[Question] Is the work on AI alignment relevant to GPT?

I see a lot of posts go by here on AI alignment, agent foundations, and so on, and I’ve seen various papers from MIRI or on arXiv. I don’t follow the subject in any depth, but I am noticing a striking disconnect between the concepts appearing in those discussions and recent advances in AI, especially GPT-3.
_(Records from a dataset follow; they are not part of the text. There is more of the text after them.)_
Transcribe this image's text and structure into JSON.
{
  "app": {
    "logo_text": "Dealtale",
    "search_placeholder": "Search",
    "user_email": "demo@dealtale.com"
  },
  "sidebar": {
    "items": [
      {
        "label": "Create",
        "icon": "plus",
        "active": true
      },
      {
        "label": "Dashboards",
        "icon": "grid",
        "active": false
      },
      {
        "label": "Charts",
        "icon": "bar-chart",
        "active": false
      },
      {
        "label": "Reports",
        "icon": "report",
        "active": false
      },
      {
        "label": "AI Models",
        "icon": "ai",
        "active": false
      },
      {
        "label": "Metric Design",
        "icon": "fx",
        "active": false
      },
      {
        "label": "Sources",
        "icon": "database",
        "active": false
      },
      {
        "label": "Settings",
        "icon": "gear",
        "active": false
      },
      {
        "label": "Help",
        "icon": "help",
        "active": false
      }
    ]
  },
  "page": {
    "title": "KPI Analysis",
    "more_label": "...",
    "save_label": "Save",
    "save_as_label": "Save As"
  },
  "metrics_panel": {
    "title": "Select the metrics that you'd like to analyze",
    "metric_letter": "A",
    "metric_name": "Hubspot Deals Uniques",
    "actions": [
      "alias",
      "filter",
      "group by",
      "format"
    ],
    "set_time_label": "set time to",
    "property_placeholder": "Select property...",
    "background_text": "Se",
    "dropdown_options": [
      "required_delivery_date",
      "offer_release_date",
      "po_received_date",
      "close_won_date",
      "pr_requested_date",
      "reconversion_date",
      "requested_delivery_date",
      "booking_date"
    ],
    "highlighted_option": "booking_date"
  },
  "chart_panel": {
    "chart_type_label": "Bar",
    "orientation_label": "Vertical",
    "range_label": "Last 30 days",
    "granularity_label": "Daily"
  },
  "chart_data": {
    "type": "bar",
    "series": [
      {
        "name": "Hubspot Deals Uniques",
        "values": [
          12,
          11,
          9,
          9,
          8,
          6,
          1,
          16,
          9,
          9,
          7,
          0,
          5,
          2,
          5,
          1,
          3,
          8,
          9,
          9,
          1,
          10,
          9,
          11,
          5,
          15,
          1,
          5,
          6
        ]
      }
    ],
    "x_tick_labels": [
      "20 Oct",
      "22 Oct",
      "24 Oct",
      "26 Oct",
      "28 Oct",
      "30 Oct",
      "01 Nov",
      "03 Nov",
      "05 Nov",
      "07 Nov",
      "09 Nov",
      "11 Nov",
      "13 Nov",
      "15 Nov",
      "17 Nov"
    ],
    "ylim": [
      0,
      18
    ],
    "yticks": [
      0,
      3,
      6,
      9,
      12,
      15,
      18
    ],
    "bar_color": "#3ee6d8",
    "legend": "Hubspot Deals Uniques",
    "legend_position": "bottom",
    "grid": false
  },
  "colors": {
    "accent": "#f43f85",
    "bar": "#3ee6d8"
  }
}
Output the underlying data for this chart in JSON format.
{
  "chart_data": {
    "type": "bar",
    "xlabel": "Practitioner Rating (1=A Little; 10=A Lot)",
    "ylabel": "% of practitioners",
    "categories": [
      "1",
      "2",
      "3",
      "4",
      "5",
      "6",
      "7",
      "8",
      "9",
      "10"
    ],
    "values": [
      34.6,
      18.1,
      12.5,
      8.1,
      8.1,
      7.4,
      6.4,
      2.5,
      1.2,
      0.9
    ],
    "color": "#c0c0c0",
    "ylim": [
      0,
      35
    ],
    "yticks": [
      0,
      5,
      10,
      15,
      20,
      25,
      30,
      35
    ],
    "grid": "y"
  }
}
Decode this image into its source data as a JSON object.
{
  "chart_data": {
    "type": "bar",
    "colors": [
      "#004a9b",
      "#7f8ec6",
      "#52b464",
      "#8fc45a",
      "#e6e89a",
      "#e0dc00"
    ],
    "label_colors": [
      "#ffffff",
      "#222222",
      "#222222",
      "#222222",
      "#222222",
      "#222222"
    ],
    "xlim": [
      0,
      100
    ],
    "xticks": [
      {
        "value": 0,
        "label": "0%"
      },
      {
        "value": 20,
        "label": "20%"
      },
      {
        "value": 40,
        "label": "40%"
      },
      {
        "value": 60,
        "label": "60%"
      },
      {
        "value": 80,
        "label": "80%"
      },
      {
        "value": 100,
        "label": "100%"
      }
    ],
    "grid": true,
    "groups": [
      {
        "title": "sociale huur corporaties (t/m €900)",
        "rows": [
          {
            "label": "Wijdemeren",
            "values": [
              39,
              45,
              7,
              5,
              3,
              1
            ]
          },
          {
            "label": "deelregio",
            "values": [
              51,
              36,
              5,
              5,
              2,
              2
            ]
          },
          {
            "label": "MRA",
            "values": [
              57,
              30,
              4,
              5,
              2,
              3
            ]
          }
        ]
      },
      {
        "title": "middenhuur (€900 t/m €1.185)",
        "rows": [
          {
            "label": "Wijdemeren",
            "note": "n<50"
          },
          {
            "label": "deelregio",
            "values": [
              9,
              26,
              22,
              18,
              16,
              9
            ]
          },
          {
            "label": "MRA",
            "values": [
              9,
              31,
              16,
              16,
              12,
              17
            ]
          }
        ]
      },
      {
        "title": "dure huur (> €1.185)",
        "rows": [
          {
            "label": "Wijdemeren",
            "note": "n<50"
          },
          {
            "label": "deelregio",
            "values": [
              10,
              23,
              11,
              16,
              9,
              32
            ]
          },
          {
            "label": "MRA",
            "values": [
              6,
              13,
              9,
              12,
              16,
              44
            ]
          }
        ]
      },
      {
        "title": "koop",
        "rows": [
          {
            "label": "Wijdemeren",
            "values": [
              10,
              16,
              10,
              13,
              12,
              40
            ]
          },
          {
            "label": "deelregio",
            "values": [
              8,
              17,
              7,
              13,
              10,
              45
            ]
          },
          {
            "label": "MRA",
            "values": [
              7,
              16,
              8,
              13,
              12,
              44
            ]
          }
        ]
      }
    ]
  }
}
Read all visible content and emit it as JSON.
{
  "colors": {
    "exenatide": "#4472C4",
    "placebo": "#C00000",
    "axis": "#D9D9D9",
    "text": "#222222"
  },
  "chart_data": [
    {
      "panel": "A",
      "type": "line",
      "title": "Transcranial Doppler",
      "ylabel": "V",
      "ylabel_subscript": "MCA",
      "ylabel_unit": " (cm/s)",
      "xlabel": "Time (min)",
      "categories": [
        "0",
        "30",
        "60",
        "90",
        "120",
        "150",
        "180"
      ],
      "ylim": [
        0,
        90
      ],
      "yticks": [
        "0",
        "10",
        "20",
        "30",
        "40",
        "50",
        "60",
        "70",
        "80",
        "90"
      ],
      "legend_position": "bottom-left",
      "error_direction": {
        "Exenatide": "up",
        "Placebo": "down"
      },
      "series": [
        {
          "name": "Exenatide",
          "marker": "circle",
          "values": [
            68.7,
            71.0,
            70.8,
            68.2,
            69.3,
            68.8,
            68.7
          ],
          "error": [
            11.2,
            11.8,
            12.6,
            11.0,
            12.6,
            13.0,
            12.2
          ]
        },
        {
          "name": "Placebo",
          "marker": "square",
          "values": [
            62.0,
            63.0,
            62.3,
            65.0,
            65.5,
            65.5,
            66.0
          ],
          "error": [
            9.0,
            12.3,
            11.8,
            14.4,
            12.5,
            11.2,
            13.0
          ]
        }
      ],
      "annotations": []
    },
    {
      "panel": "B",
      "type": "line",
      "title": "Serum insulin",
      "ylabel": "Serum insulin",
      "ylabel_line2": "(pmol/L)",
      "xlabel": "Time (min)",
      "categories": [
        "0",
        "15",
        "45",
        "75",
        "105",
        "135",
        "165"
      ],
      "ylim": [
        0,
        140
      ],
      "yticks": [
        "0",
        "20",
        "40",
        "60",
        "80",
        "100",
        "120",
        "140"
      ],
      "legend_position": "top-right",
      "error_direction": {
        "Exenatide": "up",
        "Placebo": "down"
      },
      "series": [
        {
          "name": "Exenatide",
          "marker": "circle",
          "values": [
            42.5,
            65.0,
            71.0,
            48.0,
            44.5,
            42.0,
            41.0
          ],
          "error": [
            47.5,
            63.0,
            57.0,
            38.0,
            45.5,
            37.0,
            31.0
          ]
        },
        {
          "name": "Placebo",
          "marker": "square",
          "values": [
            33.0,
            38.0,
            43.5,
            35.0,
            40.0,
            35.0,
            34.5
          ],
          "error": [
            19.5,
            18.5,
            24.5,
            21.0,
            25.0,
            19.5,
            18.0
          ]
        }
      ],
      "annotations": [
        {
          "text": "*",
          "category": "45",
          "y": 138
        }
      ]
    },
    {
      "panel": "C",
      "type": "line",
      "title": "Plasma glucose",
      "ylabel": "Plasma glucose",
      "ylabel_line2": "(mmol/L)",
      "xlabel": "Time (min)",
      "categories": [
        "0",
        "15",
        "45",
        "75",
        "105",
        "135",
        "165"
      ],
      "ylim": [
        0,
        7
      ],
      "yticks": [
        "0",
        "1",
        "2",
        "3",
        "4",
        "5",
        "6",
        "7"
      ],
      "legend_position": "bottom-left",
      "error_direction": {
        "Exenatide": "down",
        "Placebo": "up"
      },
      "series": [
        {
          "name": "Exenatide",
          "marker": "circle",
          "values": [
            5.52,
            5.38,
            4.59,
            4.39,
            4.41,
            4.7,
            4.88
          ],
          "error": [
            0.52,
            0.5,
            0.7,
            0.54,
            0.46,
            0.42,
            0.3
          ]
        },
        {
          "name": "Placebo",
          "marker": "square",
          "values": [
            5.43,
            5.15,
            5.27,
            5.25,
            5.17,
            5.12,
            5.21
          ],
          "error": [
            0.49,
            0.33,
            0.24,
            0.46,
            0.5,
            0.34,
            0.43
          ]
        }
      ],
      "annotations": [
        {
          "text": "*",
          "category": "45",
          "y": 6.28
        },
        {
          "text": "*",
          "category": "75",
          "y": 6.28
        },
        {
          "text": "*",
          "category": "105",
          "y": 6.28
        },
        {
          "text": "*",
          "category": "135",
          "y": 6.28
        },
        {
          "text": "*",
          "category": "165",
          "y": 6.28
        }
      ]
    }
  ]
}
People talk a lot about an AI’s goals, its utility function, its capability to be deceptive, its ability to simulate you so it can get out of a box, ways of motivating it to be benign, Tool AI, Oracle AI, and so on. Some of that is just speculative talk, but there does appear to be real mathematics going on, for example on embedded agency. But when I look at GPT-3, even though this is already an AI that Eliezer finds alarming, I see none of these things. GPT-3 is a huge model, trained on huge data, for predicting text. That is not to say that it cannot be understood in cognitive terms, but I see no reason to expect it to be. It is at least something that would have to be demonstrated before any of the formalised work on AI safety would be relevant.

People speculate that bigger and better versions of GPT-like systems may give us some level of real AGI. Can systems of this sort be interpreted as having goals, intentions, or any of the other cognitive and logical concepts that the AI discussions are predicated on?